Cersei's Golden Locks, shaven, at the end of the last season, like the fresh cheese in the peppery pasta prepared by Victor Bolton. The most satisfying demise of the season, I'd say, followed closely by he who ate Humble Pie.  Henceforth, Pie must definitely feature in every GoT party.  Finally, all that training of scalping came to fruition.

Sansa's salad, for want of a better name, but I think almost any chick from the show (except Brienne of Tarth) might have been appropriate, since the hostess saw it fit to serve us this platter totally undressed.  Eating beets and kohlrabi undressed requires the strength of a Dothraki Warrior.

We always knew Margarine was bad for you, but who'd have expected it to be wiped out altogether in the blink of an eye.  Who knew that that absinthe colored liquid could wreak such damage, and wipe out almost half the cast and a whole flock of birds....

Dothraki Horse Heart...Well, a brilliant stroke of genius.  That crimson colouring could even have been from the forehead of Loras Tyrell...star that he is!

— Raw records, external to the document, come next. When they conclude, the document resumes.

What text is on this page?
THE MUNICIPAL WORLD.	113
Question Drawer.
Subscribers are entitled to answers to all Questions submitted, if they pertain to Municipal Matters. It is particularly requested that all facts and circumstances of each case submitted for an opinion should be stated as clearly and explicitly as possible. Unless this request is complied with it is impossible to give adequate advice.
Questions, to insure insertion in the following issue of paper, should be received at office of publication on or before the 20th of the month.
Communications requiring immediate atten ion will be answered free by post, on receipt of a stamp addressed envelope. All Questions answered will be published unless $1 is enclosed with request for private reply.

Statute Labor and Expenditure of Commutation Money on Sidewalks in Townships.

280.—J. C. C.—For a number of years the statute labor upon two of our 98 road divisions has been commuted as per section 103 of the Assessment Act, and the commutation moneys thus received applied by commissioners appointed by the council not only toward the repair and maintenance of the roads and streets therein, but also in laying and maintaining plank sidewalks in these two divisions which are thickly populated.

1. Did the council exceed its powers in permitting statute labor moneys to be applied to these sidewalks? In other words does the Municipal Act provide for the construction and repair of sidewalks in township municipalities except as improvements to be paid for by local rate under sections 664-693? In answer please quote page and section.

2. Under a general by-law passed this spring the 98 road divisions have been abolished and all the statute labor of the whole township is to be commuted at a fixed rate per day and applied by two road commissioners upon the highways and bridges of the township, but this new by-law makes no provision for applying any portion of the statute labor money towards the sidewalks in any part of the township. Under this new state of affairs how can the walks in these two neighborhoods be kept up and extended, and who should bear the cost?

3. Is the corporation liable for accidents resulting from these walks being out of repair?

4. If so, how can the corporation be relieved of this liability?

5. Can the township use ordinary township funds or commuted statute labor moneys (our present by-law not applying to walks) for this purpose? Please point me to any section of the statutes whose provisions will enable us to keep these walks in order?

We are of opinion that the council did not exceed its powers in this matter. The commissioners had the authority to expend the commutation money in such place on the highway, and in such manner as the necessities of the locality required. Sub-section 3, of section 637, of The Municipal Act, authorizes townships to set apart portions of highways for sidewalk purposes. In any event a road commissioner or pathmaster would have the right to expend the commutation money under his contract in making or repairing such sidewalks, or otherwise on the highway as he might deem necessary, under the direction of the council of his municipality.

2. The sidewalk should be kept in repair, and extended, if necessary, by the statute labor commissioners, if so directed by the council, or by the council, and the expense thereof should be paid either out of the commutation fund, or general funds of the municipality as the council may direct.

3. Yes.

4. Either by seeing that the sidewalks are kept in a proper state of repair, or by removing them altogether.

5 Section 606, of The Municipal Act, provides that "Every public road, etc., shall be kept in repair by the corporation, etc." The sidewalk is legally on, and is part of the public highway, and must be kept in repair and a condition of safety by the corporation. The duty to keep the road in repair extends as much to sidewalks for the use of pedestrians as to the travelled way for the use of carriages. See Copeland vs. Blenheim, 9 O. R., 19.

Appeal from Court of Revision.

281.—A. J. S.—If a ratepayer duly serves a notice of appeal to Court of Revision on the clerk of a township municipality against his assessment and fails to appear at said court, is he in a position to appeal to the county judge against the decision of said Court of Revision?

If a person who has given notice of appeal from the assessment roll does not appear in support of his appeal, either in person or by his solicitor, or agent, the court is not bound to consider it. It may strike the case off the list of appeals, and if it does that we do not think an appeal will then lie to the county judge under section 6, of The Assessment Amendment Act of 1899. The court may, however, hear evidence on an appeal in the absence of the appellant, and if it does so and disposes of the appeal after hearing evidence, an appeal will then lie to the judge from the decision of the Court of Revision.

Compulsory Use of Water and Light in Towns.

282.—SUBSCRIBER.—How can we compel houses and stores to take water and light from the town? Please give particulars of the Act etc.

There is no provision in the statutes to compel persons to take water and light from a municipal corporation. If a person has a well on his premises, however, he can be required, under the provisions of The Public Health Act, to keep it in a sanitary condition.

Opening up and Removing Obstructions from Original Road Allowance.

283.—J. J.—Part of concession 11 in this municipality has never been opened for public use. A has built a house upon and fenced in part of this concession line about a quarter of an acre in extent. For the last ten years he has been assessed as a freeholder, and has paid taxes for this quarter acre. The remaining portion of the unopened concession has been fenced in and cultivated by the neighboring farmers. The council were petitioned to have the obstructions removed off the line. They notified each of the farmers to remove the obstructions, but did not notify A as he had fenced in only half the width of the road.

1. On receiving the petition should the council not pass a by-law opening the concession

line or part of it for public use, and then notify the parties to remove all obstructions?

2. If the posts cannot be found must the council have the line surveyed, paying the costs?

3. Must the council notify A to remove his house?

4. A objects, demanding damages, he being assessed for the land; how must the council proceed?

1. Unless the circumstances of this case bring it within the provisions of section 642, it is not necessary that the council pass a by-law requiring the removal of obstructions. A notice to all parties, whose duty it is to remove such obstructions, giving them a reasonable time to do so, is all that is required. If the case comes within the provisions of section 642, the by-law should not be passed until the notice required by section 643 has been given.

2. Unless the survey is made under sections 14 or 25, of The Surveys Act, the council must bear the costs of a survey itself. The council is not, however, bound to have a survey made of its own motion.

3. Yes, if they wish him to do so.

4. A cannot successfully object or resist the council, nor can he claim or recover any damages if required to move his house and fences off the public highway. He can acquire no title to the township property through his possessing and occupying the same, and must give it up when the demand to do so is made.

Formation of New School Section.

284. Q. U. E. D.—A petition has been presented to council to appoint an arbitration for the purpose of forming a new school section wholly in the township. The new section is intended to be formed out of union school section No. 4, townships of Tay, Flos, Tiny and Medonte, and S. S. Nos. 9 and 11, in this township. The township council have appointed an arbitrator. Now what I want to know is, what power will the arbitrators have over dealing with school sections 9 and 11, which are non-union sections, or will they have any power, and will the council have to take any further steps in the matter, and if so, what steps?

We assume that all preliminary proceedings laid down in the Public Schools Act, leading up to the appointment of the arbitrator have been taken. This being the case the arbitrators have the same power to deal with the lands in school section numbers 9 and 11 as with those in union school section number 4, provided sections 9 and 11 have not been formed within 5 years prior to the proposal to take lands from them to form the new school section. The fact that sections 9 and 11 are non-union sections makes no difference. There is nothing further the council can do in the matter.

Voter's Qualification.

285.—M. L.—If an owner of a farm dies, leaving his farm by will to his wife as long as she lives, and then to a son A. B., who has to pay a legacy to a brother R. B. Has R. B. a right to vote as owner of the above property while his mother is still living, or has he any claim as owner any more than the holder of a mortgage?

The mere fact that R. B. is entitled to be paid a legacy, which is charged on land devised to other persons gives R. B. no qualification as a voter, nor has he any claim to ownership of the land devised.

Stabbing and slitting in the show has become so common place that one barely bats an eyelid when it happens.

And for dessert, Ramsay Bolton's Apple Tart ...Remember he was the master at multitasking, peeling an apple, chatting with the wilding, and stabbing her at the same time.  Topped with wilding yak mascarpone.

Oh well, another year then, before this feast begins...Everyone seems to want more of Lyanna Mormont...Is Podric the true King?  Thamby Stark thinks its impossible.  I wonder if it's possible that Margaery and Loras actually escaped the Nine Eleven scale explosion and destruction?  Hey, if that motley crew of Jeff Goldblum and gang can escape what seemed to be total annihilation by the aliens, its certainly possible that Marg and Lorie survived.  Hope so la.  I like them.

Thanks M for Marvellous for hosting a larverly night.   Valar Morghulis.

1 comment:

KY said...

so what is a P****S? looks damn fantastic!